Ein Kapitel Kanada-Geschichte

Im deutschen Blätterwald läuten die Sterbeglocken. Die Frankfurter Rundschau (FR) wird voraussichtlich eingestellt, die Financial Times Deutschland (FTD) ebenso. Viele der Regionalzeitungen nagen am Hungertuch, einigen der ganz Großen im Mediendickicht geht es nicht anders. Besonders das Schicksal der FR finde ich traurig. Mit dieser einst großartigen Tageszeitung verbindet mich ein Stück Kanada-Geschichte.

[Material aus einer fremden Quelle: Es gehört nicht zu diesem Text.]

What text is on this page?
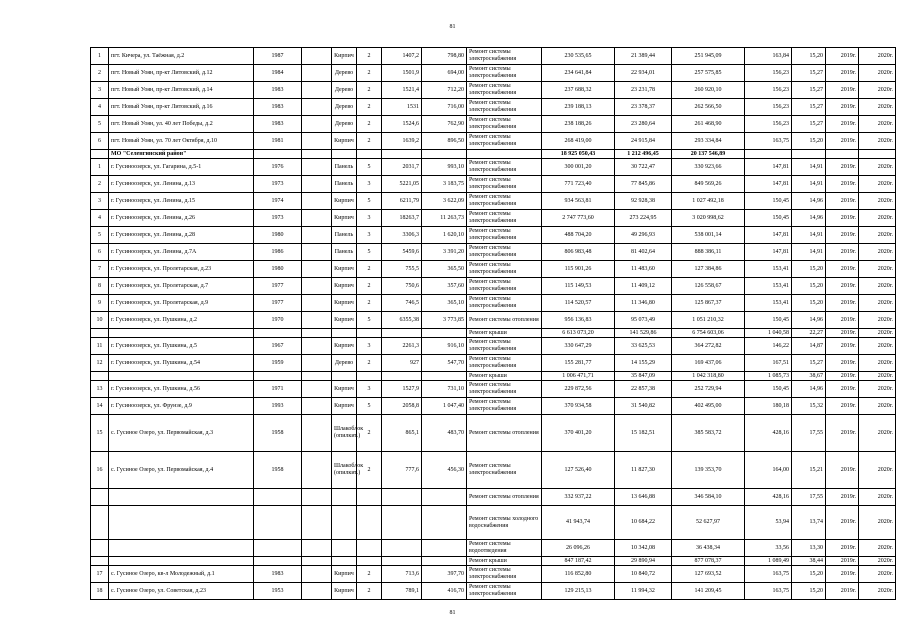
81
1	пгт. Кичера, ул. Таёжная, д.2	1987		Кирпич	2	1407,2	798,80	Ремонт системы электроснабжения	230 535,65	21 389,44	251 945,09	163,84	15,20	2019г.	2020г.
2	пгт. Новый Уоян, пр-кт Литовский, д.12	1984		Дерево	2	1501,9	694,00	Ремонт системы электроснабжения	234 641,84	22 934,01	257 575,85	156,23	15,27	2019г.	2020г.
3	пгт. Новый Уоян, пр-кт Литовский, д.14	1983		Дерево	2	1521,4	712,20	Ремонт системы электроснабжения	237 688,32	23 231,78	260 920,10	156,23	15,27	2019г.	2020г.
4	пгт. Новый Уоян, пр-кт Литовский, д.16	1983		Дерево	2	1531	716,00	Ремонт системы электроснабжения	239 188,13	23 378,37	262 566,50	156,23	15,27	2019г.	2020г.
5	пгт. Новый Уоян, ул. 40 лет Победы, д.2	1983		Дерево	2	1524,6	762,90	Ремонт системы электроснабжения	238 188,26	23 280,64	261 468,90	156,23	15,27	2019г.	2020г.
6	пгт. Новый Уоян, ул. 70 лет Октября, д.10	1981		Кирпич	2	1639,2	896,50	Ремонт системы электроснабжения	268 419,00	24 915,84	293 334,84	163,75	15,20	2019г.	2020г.
	МО "Селенгинский район"								18 925 050,43	1 212 496,45	20 137 546,89				
1	г. Гусиноозерск, ул. Гагарина, д.5-1	1976		Панель	5	2031,7	993,10	Ремонт системы электроснабжения	300 001,20	30 722,47	330 923,66	147,81	14,91	2019г.	2020г.
2	г. Гусиноозерск, ул. Ленина, д.13	1973		Панель	3	5221,05	3 183,75	Ремонт системы электроснабжения	771 723,40	77 845,86	849 569,26	147,81	14,91	2019г.	2020г.
3	г. Гусиноозерск, ул. Ленина, д.15	1974		Кирпич	5	6211,79	3 622,09	Ремонт системы электроснабжения	934 563,81	92 928,38	1 027 492,18	150,45	14,96	2019г.	2020г.
4	г. Гусиноозерск, ул. Ленина, д.26	1973		Кирпич	3	18263,7	11 263,73	Ремонт системы электроснабжения	2 747 773,60	273 224,95	3 020 998,62	150,45	14,96	2019г.	2020г.
5	г. Гусиноозерск, ул. Ленина, д.28	1980		Панель	3	3306,3	1 620,10	Ремонт системы электроснабжения	488 704,20	49 296,93	538 001,14	147,81	14,91	2019г.	2020г.
6	г. Гусиноозерск, ул. Ленина, д.7А	1986		Панель	5	5459,6	3 391,20	Ремонт системы электроснабжения	806 983,48	81 402,64	888 386,11	147,81	14,91	2019г.	2020г.
7	г. Гусиноозерск, ул. Пролетарская, д.23	1980		Кирпич	2	755,5	365,50	Ремонт системы электроснабжения	115 901,26	11 483,60	127 384,86	153,41	15,20	2019г.	2020г.
8	г. Гусиноозерск, ул. Пролетарская, д.7	1977		Кирпич	2	750,6	357,60	Ремонт системы электроснабжения	115 149,53	11 409,12	126 558,67	153,41	15,20	2019г.	2020г.
9	г. Гусиноозерск, ул. Пролетарская, д.9	1977		Кирпич	2	746,5	365,10	Ремонт системы электроснабжения	114 520,57	11 346,80	125 867,37	153,41	15,20	2019г.	2020г.
10	г. Гусиноозерск, ул. Пушкина, д.2	1970		Кирпич	5	6355,38	3 773,85	Ремонт системы отопления	956 136,83	95 073,49	1 051 210,32	150,45	14,96	2019г.	2020г.
								Ремонт крыши	6 613 073,20	141 529,86	6 754 603,06	1 040,58	22,27	2019г.	2020г.
11	г. Гусиноозерск, ул. Пушкина, д.5	1967		Кирпич	3	2261,3	916,10	Ремонт системы электроснабжения	330 647,29	33 625,53	364 272,82	146,22	14,87	2019г.	2020г.
12	г. Гусиноозерск, ул. Пушкина, д.54	1959		Дерево	2	927	547,70	Ремонт системы электроснабжения	155 281,77	14 155,29	169 437,06	167,51	15,27	2019г.	2020г.
								Ремонт крыши	1 006 471,71	35 847,09	1 042 318,80	1 085,73	38,67	2019г.	2020г.
13	г. Гусиноозерск, ул. Пушкина, д.56	1971		Кирпич	3	1527,9	731,10	Ремонт системы электроснабжения	229 872,56	22 857,38	252 729,94	150,45	14,96	2019г.	2020г.
14	г. Гусиноозерск, ул. Фрунзе, д.9	1993		Кирпич	5	2058,8	1 047,40	Ремонт системы электроснабжения	370 934,58	31 540,82	402 495,00	180,18	15,32	2019г.	2020г.
15	с. Гусиное Озеро, ул. Первомайская, д.3	1958		Шлакоблок (опилкит.)	2	865,1	483,70	Ремонт системы отопления	370 401,20	15 182,51	385 583,72	428,16	17,55	2019г.	2020г.
16	с. Гусиное Озеро, ул. Первомайская, д.4	1958		Шлакоблок (опилкит.)	2	777,6	456,30	Ремонт системы электроснабжения	127 526,40	11 827,30	139 353,70	164,00	15,21	2019г.	2020г.
								Ремонт системы отопления	332 937,22	13 646,88	346 584,10	428,16	17,55	2019г.	2020г.
								Ремонт системы холодного водоснабжения	41 943,74	10 684,22	52 627,97	53,94	13,74	2019г.	2020г.
								Ремонт системы водоотведения	26 096,26	10 342,08	36 438,34	33,56	13,30	2019г.	2020г.
								Ремонт крыши	847 187,42	29 890,94	877 078,37	1 089,49	38,44	2019г.	2020г.
17	с. Гусиное Озеро, кв-л Молодежный, д.1	1983		Кирпич	2	713,6	397,70	Ремонт системы электроснабжения	116 852,80	10 840,72	127 693,52	163,75	15,20	2019г.	2020г.
18	с. Гусиное Озеро, ул. Советская, д.23	1953		Кирпич	2	789,1	416,70	Ремонт системы электроснабжения	129 215,13	11 994,32	141 209,45	163,75	15,20	2019г.	2020г.
81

Es war im Herbst 1980, als ich zu meinem zweiten Kanada-Abenteuer aufgebrochen bin. Kanada, 1. Teil, dauerte von 1973 bis 1976. Danach folgten vier Jahre Deutschland. Im Spätjahr 1980 packte mich die Abenteuerlust aufs Neue. Und wieder einmal war Kanada das Ziel meiner Träume. Als freier Korrespondent für Printmedien wollte ich arbeiten, das hatte ich mir fest vorgenommen. Und weil die Frankfurter Rundschau in mein politisches Strickmuster passte – links, liberal, locker und dabei tiefgründig – war es mir wichtig, speziell für dieses angesehene Blatt zu arbeiten.

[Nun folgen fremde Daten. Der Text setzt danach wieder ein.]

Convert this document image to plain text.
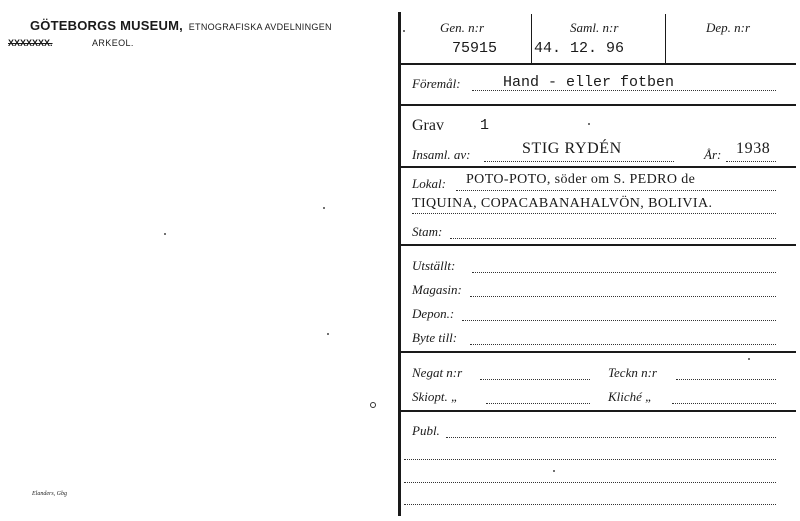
GÖTEBORGS MUSEUM, ETNOGRAFISKA AVDELNINGEN
XXXXXXX.	ARKEOL.
Elanders, Gbg
Gen. n:r
75915
Saml. n:r
44. 12. 96
Dep. n:r
Föremål:	Hand - eller fotben
Grav 1
Insaml. av:	STIG RYDÉN	År: 1938
Lokal: POTO-POTO, söder om S. PEDRO de
TIQUINA, COPACABANAHALVÖN, BOLIVIA.
Stam:
Utställt:
Magasin:
Depon.:
Byte till:
Negat n:r	Teckn n:r
Skiopt. „	Kliché „
Publ.
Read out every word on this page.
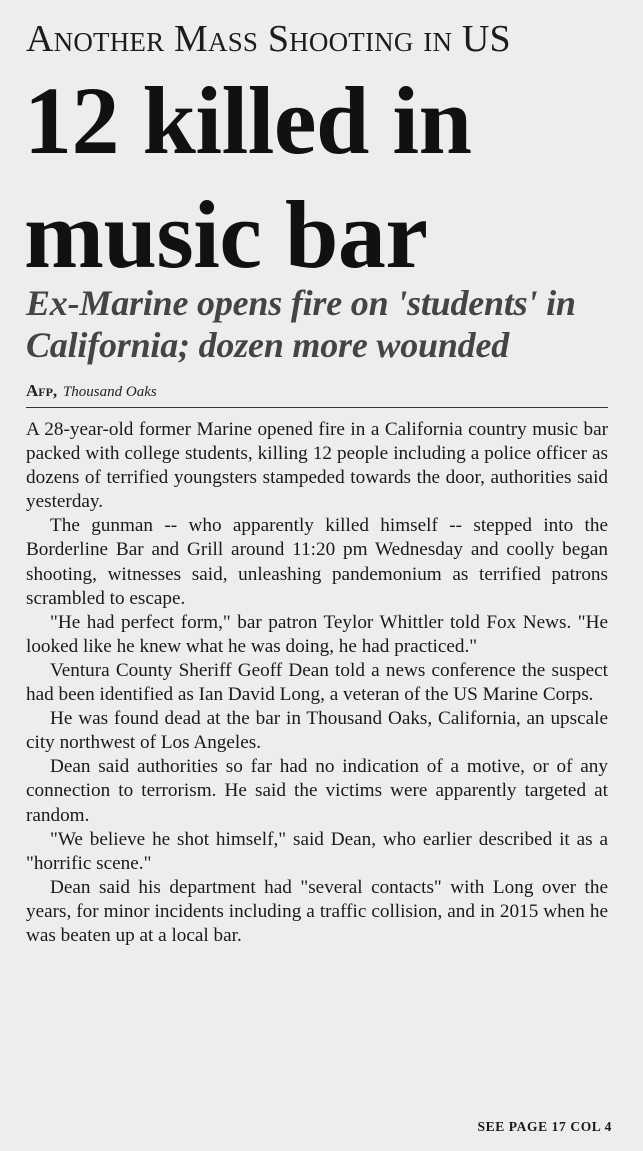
Another Mass Shooting in US
12 killed in music bar
Ex-Marine opens fire on 'students' in California; dozen more wounded
Afp, Thousand Oaks

A 28-year-old former Marine opened fire in a California country music bar packed with college students, killing 12 people including a police officer as dozens of terrified youngsters stampeded towards the door, authorities said yesterday.

The gunman -- who apparently killed himself -- stepped into the Borderline Bar and Grill around 11:20 pm Wednesday and coolly began shooting, witnesses said, unleashing pandemonium as terrified patrons scrambled to escape.

"He had perfect form," bar patron Teylor Whittler told Fox News. "He looked like he knew what he was doing, he had practiced."

Ventura County Sheriff Geoff Dean told a news conference the suspect had been identified as Ian David Long, a veteran of the US Marine Corps.

He was found dead at the bar in Thousand Oaks, California, an upscale city northwest of Los Angeles.

Dean said authorities so far had no indication of a motive, or of any connection to terrorism. He said the victims were apparently targeted at random.

"We believe he shot himself," said Dean, who earlier described it as a "horrific scene."

Dean said his department had "several contacts" with Long over the years, for minor incidents including a traffic collision, and in 2015 when he was beaten up at a local bar.

SEE PAGE 17 COL 4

Während sich einige andere Blätter zierten, sich einen Kanada-Korrespondenten zu leisten, hatte ein Mann schon früh ein Gespür für das journalistische Potenzial dieses Landes, das in vielen Redaktionen noch immer als „Kann-Land“ galt. Motto: Erst wenn Moskau, Wasington und Paris abgedeckt sind, könnte man ja eigentlich zur Abwechslung auch mal aus Kanada berichten.

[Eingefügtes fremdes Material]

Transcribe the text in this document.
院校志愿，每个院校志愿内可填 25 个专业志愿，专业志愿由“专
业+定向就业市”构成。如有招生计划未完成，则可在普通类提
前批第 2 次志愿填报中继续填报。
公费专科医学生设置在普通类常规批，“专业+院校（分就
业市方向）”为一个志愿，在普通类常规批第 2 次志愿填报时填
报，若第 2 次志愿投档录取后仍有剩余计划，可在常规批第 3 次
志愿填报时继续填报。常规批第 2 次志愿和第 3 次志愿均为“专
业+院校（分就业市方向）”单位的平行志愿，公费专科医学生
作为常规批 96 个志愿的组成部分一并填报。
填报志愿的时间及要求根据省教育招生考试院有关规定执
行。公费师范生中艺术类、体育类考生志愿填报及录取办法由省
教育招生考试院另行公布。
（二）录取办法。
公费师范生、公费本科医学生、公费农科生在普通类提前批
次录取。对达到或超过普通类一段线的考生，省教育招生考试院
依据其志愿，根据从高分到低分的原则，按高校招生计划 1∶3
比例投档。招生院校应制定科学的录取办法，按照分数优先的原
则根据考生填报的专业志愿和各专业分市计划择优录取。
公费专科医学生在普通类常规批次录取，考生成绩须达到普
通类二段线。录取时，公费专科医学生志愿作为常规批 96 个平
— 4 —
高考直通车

„Alles, was in Kanada so passiert“

Der Antrittsbesuch beim Chefredakteur in Frankfurt, einem Mann namens Werner Holzer, verlief äußerst angenehm. Was ich denn so anzubieten hätte, meinte der Journalist, der schon damals zu den Legenden unter deutschen Redaktionsleitern zählte. „Alles, was in Kanada so passiert“. Und genau so war es dann auch. Ich berichtete über Fallensteller und Tierschützer, über Abenteuer und Freiheit. Und natürlich auch über die Sexkapaden der damaligen Gattin des kanadischen Premierministers Pierre Elliott Trudeau.

Die FR war nicht die einzige Tageszeitung, für die ich in die Tasten griff. Im Laufe der Zeit wuchs die Zahl der Abnehmer meiner Kanada-Geschichten auf ein gutes Dutzend an. Der Traum des Korrespondenten wurde wahr: Ich suchte die Themen aus, meine Kunden griffen zu – oder auch nicht. So ging das drei, vier Jahre lang. Dann holte mich die Realität ein. Die hatte, wie so oft im Leben, mit Geld zu tun.

Wunde Finger, leeres Konto: Tschüss, Printmedien!

Während ich mir beim Tippen von Hunderten von Reportagen aus allen Ecken Kanadas die Finger wund hämmerte, tat sich auf meinem Bankkonto wenig. Die Zeilenhonorare, die Tageszeitungen damals zahlten, reichten kaum, um die Reisekosten abzudecken. Denn Spesen gab es zu jener Zeit für freie Kollegen nur selten. Mitte der 80er-Jahre wurde es dann Zeit, sich vom Traum des Print-Korrespondenten zu verabschieden. Ich fing an, fürs Radio und Fernsehen zu arbeiten, seit 2001 auch fürs Internet.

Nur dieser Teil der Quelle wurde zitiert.